KUALA LUMPUR: After successfully selling its inaugural US$500mil
(RM1.6bil) 5.5-year dollar bonds which was oversubscribed by six times, Export-Import Bank of Malaysia Bhd (Exim Bank)
is looking at launching a similar bond issue with at least the same
value next year to support its targeted 20% year-on-year loan growth.

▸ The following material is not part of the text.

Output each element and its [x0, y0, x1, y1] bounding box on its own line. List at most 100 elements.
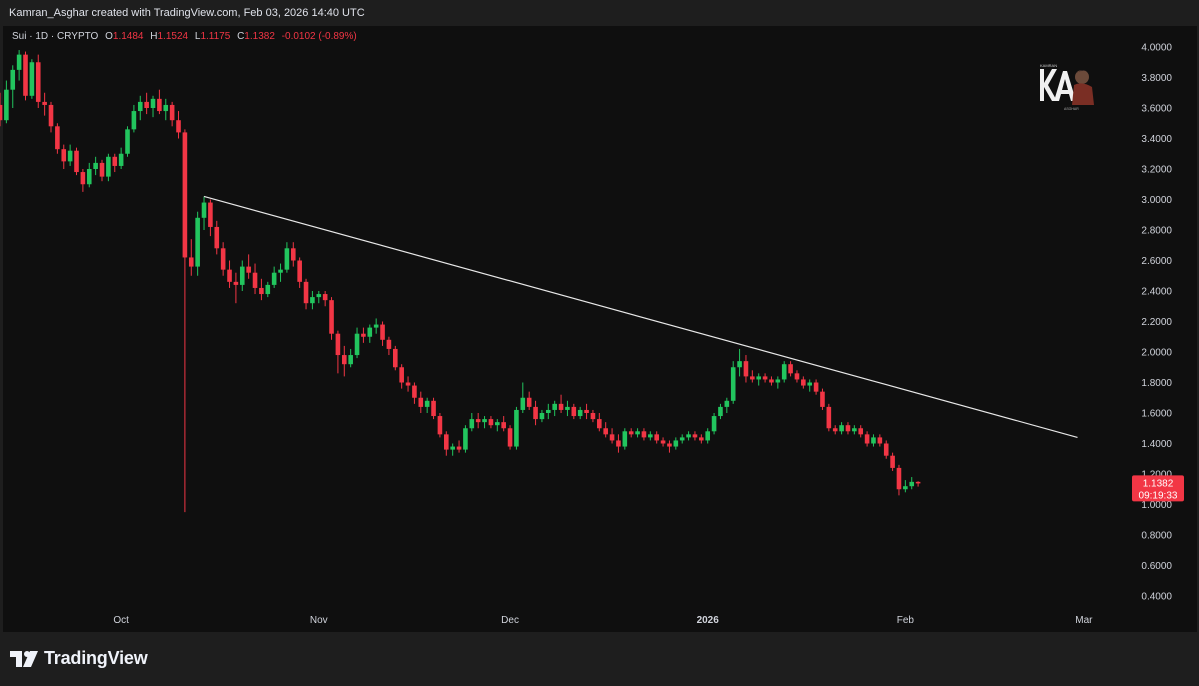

Source From (The Star Online): http://biz.thestar.com.my/news/story.asp?file=/2012/6/28/business/11552622&sec=business
Published: Monday June 28, 2012
Its managing director and chief executive officer Datuk Adissadikin Ali said the second issue would be launched if the market conditions warranted it and met the bank's business needs.
“Bonds
issuance is a good alternative for our funding needs. If we can address
the issue of pricing (from external borrowings) and maturity tenure of
our loans effectively via bonds, than we will fund through the bond way.
Judging from the response of Exim Bank's inaugural debt issue and the
good take up rate, we feel tapping the international capital market via
bonds is a good alternative form of financing,'' he told StarBiz in an interview.
Adissadikin
said plans entailed that the second issue would at least have a similar
bond value of US$500mil. The first and the proposed second issues were
part of the bank's US$1.5bil medium-term note programme.
He added
the bond issue was aimed at raising capital for the bank's expansion
and to meet its annual target growth of 20% for its loan book.

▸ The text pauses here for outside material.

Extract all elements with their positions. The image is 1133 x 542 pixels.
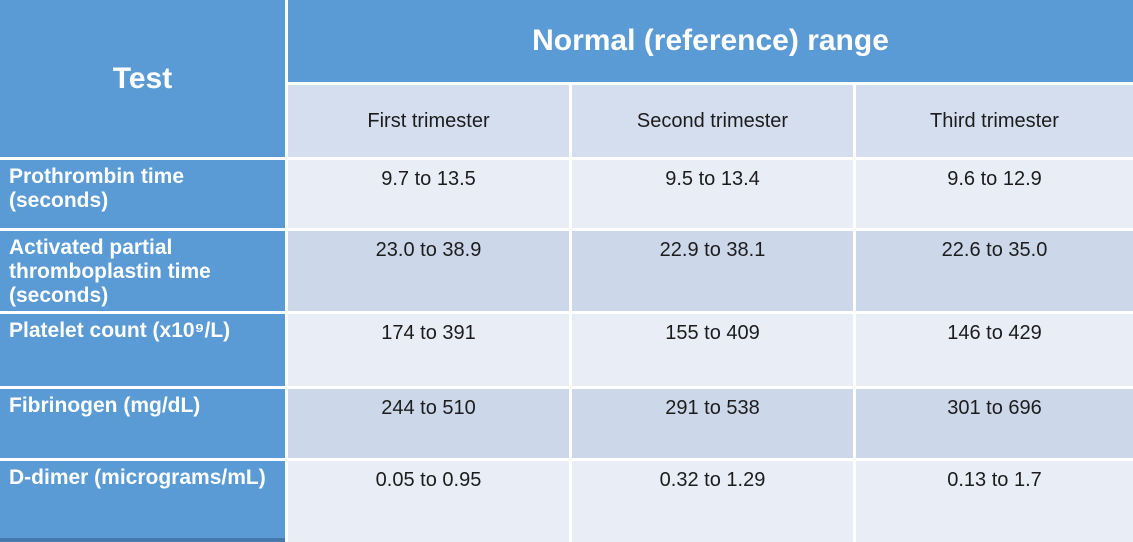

Exim Bank is targeting loan disbursements of between RM1.8bil and
RM2bil this year and was confident of achieving the target as its loan
disbursements has reached RM1.5bil in the first six months of this year.
The
bond issue, he noted would also boost the profile and credibility of
the bank on the world map. The inaugural bond issue was launched on June
7 despite the looming European sovereign debt crisis and the global
economic uncertainty.
Although there were no Government
guarantees for the issue, he said the issue was well received, backed by
Exim Bank's turnaround initiatives.
The bond issue also achieved
the lowest yield or coupon rate by any Malaysian entity for a five-year
tenure and was the first ever foreign currency bond issue by a
Malaysian development financial institution, he said, adding that it was
only about 20 basis points higher than the Malaysian Government US
dollar Bonds.
The bank returned to profitability with a net
profit of RM176.3mil for the financial year ended Dec 31, 2011 after
incurring a net loss of RM300mil a year earlier due to a combination of
key initiatives implemented to improve business and operational
effectiveness.
Adissadikin said the bank's new markets for its customers were mainly
in Asia, noting that there was growing enquiries from Malaysian
businesses planning to venture into other African countries (excluding
North Africa) and Central Asia.
The bank is rated A3 (stable) by Moody's Investor Services and the equivalent A- (stable) by Fitch, which are similar to Malaysian sovereign ratings.